Thursday, April 17, 2008

The Sacrament of Desire

To my treasured Catholic friends: I do not mean to use the term "sacrament" in disrespect to the seven commonly cited sacraments of the Church. I use this term in its most generic sense only.

For as many happy memories that I have of childhood, there are very certain things that I am daily grateful for in my adulthood. At the top of my list is the ability to actually think and reason through some of the irrational fears that childhood naturally entails. It is really quite liberating to not fall asleep wondering if there are monsters in the closet. But even more importantly, I have been grateful for the opportunity that an adult mind offers to reason through some of the desires of the heart that can so easily become quite binding and even debilitating.

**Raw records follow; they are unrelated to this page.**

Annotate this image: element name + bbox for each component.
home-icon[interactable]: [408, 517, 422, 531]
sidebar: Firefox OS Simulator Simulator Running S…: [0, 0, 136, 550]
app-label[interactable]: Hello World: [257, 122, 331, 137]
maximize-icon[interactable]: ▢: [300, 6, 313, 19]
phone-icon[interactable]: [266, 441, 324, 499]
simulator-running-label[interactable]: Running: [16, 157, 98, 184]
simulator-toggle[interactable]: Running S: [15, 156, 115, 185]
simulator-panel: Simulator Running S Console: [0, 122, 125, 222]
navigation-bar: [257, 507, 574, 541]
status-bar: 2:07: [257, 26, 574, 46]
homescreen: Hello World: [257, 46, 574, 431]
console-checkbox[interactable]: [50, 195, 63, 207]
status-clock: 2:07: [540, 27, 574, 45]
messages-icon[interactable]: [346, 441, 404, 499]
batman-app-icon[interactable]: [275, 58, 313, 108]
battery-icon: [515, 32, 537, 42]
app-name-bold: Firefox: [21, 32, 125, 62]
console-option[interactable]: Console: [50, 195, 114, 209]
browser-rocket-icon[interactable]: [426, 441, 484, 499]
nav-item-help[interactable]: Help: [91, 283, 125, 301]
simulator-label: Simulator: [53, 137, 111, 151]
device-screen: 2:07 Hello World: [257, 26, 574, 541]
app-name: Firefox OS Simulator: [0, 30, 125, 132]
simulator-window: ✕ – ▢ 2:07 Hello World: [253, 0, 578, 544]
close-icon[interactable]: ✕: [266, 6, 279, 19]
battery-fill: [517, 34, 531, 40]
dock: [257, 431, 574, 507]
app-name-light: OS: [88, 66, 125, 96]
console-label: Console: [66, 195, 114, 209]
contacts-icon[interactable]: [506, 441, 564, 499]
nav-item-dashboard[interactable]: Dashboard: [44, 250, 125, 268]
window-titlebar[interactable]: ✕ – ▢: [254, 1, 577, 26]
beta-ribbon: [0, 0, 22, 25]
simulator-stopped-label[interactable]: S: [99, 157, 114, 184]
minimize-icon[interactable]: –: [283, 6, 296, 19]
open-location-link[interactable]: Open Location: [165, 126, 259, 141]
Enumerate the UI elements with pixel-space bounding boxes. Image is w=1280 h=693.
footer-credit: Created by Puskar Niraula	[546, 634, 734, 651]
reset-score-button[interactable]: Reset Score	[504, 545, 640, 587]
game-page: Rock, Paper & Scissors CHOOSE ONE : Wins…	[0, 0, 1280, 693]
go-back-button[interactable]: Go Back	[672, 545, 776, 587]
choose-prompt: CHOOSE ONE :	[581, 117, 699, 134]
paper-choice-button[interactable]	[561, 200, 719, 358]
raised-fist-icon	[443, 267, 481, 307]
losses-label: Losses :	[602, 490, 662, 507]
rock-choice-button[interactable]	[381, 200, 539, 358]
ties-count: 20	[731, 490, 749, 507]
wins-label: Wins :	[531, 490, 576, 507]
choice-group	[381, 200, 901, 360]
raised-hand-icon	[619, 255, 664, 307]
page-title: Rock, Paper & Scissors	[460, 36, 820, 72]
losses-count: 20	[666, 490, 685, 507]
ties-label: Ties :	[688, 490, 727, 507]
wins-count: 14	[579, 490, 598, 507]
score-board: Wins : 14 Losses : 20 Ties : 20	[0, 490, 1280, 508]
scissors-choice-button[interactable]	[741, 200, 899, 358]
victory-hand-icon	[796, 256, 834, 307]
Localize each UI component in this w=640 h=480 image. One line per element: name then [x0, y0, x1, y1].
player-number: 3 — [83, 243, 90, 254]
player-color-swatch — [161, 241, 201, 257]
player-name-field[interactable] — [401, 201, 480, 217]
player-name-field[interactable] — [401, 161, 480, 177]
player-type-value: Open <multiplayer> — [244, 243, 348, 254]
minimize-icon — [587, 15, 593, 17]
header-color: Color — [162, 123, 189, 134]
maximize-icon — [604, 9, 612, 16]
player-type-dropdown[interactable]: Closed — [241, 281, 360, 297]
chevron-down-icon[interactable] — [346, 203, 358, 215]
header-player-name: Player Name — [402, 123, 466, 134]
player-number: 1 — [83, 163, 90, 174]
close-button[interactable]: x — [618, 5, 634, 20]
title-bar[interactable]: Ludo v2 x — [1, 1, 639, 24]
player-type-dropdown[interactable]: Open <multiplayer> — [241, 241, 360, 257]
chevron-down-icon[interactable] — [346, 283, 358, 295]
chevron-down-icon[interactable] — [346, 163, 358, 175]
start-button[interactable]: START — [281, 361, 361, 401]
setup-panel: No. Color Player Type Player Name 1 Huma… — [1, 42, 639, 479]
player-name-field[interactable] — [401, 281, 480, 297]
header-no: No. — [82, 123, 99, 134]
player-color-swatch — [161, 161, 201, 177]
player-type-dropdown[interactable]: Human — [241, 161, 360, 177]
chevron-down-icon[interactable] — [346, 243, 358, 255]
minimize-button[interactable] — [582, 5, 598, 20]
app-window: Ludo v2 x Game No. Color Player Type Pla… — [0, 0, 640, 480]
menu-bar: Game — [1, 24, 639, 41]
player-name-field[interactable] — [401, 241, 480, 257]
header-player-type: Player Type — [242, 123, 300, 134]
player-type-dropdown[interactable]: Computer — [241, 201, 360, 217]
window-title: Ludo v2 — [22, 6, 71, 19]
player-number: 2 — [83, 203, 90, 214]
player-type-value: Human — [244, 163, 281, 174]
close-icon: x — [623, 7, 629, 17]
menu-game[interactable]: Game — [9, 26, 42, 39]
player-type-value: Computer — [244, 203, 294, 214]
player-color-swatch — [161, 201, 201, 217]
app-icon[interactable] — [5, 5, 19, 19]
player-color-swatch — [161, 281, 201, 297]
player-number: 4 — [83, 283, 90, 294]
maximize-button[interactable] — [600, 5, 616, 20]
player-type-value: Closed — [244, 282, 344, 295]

I think often, when we examine our ideas about "controlling" the life of the mind we end up with this image of a wrestling match where the goal of the will is to pounce on any thought that is deemed not pure, lovely or admirable and pin it into obliteration. Needless to say, this is a rather intense process that I presume often gets abandoned in frustration.

But what if we disengaged the traditional wrestling match and began to see every desire of the heart and each thought of the mind as holding sacramental possibility?

If a sacrament is an outward manifestation designed to point our carnal eyes to a spiritual reality, then it seems that desire is perfect sacramental material. What is nearer to us than the longing of the heart? What do we know more closely than the hidden inner thoughts of the mind? Why couldn't these intimate pieces of our being be the very tools that God would use to draw us to Himself? What if the desire of the heart was an instrument of grace and not the start of a wrestling match?

St. Augustine famously said, "Our souls are restless, until they find their rest in Thee." Perhaps this thought could be paralleled to read, "Our longings are always misplaced, until they find their place in Thee." If our longings, as wayward as they may initially present themselves, bring us back to our Ultimate Longing, then it seems very reasonable that any desire or thought, could be a sacrament.

For instance, what if, when experiencing anger or a desire for retribution, we simply prayed, "God, thank you for a longing for justice. My heart craves justice. You are just. You will work, in Your time, justice in this world. In these moments, I am long for justice now, but let me remember to be grateful for mercy and to practice mercy while it is still the day of Your forbearance"? Or, what if, when experiencing fear, we thanked God for an opportunity to be ultimately reminded of our eternal desire for rest and security? Or, what if, in the face of misplaced sexual desire, we thanked God for making us relational beings who desire intimate union that is ultimately fulfilled in the union of Christ with the church and offered prayers that our love would be molded to be as pure and self-giving as Christ's?

Perhaps the nuance is slight between allowing desire to instigate a wrestling match and letting desire become a sacramental tool of grace, but I believe that the former potentially breeds frustration and the latter has the possibility of propagating joy.